Row weighting blocks¶
You can configure row weight to help improve performance for your models. The Row Weighting parameter, weight_expr, is available within the Prediction Model Parameters and can be modified as part of tuning Eureqa models.
This Eureqa model-level row weight is separate from the DataRobot project-level row weighting (as set from Advanced options). If set, the DataRobot project-level row weight affects how DataRobot calculates the validation score for the Eureqa models (e.g., performance on out-of-sample data) but has no effect on how these models are optimized.
When to use a row weight¶
The following are some common scenarios for which using a row weight may help to improve performance:
Suppose for each data point you have a confidence value that you determined while collecting the data or computed in some other program. Create a variable (i.e., a column) containing those confidence values and designate it as the row weight variable. DataRobot will weight the data accordingly, giving more weight to those values with higher confidence.
Suppose you want to give extra weight to a few important data points. You could give those points more weight by adding a new column to your data before you upload it to DataRobot. This new variable should label important rows with 10, 100, or 1000 (or some other weight) and set the remaining rows to 1.

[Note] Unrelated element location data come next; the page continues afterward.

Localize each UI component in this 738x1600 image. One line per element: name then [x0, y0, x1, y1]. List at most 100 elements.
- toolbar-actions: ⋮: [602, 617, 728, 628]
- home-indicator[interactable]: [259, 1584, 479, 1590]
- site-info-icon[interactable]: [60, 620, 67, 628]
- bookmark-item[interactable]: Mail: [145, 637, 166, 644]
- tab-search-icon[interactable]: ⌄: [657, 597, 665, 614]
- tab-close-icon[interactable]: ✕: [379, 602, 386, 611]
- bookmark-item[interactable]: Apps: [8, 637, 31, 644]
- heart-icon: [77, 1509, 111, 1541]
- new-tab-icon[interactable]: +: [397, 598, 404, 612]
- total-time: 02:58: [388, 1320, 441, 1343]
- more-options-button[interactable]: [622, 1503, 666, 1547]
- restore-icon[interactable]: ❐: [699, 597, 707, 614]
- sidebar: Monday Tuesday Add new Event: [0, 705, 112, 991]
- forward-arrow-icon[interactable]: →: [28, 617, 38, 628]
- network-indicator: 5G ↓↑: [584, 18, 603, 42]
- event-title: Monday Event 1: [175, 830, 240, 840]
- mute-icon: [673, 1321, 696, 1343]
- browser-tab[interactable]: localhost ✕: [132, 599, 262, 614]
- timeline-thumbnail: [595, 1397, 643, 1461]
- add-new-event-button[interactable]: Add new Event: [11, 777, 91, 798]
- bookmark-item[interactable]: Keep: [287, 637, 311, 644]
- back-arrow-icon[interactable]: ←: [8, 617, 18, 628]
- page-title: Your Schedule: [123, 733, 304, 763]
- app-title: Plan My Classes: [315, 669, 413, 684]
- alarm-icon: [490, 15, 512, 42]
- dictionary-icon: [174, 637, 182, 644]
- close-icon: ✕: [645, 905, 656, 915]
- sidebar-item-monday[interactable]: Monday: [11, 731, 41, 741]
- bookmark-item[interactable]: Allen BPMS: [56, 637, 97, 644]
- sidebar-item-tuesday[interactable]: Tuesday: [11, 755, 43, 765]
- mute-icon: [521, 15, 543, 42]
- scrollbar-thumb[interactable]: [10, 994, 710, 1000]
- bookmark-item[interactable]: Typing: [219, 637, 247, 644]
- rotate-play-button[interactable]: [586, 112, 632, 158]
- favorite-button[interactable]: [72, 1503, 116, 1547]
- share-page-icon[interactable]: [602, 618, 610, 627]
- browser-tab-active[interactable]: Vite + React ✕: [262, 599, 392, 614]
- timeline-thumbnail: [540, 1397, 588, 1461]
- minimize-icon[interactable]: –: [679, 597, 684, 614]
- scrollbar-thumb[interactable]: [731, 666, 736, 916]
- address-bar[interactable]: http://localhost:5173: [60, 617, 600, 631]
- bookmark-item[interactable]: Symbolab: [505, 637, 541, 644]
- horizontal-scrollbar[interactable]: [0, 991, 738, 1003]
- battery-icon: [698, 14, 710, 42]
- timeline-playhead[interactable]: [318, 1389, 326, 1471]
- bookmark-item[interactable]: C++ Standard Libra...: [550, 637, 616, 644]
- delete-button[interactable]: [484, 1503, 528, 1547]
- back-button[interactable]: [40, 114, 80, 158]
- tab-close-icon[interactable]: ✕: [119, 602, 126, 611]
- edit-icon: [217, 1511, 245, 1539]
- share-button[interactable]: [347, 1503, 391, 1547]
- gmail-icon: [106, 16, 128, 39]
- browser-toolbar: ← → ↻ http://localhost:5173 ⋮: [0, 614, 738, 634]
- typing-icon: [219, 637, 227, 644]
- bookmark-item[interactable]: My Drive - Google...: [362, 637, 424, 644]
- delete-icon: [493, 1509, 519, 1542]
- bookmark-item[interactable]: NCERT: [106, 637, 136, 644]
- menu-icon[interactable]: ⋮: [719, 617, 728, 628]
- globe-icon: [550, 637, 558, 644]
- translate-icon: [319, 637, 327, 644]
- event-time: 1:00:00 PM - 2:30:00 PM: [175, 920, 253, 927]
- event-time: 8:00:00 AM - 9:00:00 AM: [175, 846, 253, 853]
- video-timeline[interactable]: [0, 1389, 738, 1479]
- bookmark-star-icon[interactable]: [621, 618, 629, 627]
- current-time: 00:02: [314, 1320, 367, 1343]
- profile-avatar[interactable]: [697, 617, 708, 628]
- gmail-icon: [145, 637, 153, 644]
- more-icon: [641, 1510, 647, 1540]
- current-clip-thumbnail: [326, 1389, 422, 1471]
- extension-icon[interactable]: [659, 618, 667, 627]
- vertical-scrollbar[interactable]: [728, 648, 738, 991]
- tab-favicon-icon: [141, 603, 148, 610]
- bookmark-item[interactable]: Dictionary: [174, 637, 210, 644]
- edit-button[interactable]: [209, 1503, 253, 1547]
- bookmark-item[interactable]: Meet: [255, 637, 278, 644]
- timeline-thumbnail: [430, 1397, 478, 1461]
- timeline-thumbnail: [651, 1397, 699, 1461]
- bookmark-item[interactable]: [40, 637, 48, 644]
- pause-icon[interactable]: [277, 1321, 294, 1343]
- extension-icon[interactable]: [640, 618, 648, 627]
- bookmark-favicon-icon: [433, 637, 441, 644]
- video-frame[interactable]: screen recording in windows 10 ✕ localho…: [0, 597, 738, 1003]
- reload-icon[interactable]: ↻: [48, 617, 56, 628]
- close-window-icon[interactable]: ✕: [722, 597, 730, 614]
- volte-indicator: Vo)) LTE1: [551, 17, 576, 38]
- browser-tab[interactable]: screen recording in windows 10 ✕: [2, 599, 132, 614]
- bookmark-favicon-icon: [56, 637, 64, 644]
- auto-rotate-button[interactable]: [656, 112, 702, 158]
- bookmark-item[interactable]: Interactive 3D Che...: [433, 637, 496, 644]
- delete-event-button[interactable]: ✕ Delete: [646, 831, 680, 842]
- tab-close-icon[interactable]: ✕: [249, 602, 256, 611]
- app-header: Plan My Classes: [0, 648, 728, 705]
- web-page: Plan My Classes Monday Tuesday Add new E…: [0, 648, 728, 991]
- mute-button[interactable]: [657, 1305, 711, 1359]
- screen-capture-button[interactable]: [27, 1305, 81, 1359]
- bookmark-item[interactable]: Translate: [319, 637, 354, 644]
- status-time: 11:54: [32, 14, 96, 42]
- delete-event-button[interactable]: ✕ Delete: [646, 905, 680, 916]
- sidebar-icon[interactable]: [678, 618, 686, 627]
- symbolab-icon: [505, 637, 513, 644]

Suppose you want to balance your data by giving more weight to rare events than to common ones. More specifically, suppose you want to model credit card fraud, and 99.99% of the data points are legitimate transactions while 0.01% are fraudulent. You could create a variable whose value is 1 in rows representing legitimate transactions and 9999 (i.e., 99.99% / 0.01%) in rows representing fraud, thereby creating equal pressure to model both legitimate and fraudulent cases.
Row weight variable¶
Include a row weight variable in your dataset before it is uploaded to DataRobot to reference it as a row weight variable during model creation. Then, when tuning the model, type the name of that variable as the row weight variable. This tells DataRobot to weight the rest of the data in each row in proportion to the value of the row weight variable in that row.
Row weight expression¶
Some row weighting schemes can be more easily achieved with a row weight expression than with a row weight variable. When defined, DataRobot will evaluate that row weight expression using the values in that row, and then weight the row with the result.
1 / occurrences (variable_name)¶
This expression provides a quick way to balance data. To illustrate, let's imagine a toy dataset containing just three values of one variable:
|1 / occurrences (x)
The value returned by occurrences(x) is the number of times a particular value of x occurs in the dataset; in this case, it would return 2 in the first row, 2 in the second row, and 1 in the third row. Selecting 1/occurrences(x) as your row weight would therefore give the first row a weight of 1/2, the second row a weight of 1/2, and the third row a weight of 1.
Returning to the credit card fraud example (shown above), you could create variable z with a value of 0 in rows representing legitimate transactions and 1 in rows representing fraudulent ones. Selecting a row weight of 1/occurrences(x) would then automatically create equal pressure to model legitimate and fraudulent transactions. If new data is added, weights are automatically adjusted to maintain the balance.
The special variable <row> takes on the value of the row number. Using this as the row weight will give the first row a weight of 1, the second row a weight of 2, and so on.
Row weighting can improve results for sparse datasets in which the target behavior only happens very rarely (such as for fraud and failures). Using this row weighting expression will help isolate and highlight those sparse signals in the data.
Other row weight expressions¶
Aside from the special row weighting variable, the best option for creating a custom row weight is to derive a new variable (feature), use a custom expression to populate the column automatically with the desired row weights, and use that new derived variable as the row weight variable directly. For information on deriving a new variable, see the documentation for feature transformations.
The following example expressions assume the dataset contains variables x and y:
- abs( x ) gives row weights in proportion to the absolute value of x.
- 1 / abs( x-y ) gives row weights in inverse proportion to the difference between x and y.
- 1 / <row> gives row 1 a weight of 1, row 2 a weight of 1/2, row 3 a weight of 1/3, ...
- 0.5 + 0.5 * ( <row> <= 100 ) gives row 1 through 100 a weight of 1 and the remaining rows a weight of 0.5. (Note that <= returns 1 if satisfied, 0 if unsatisfied.)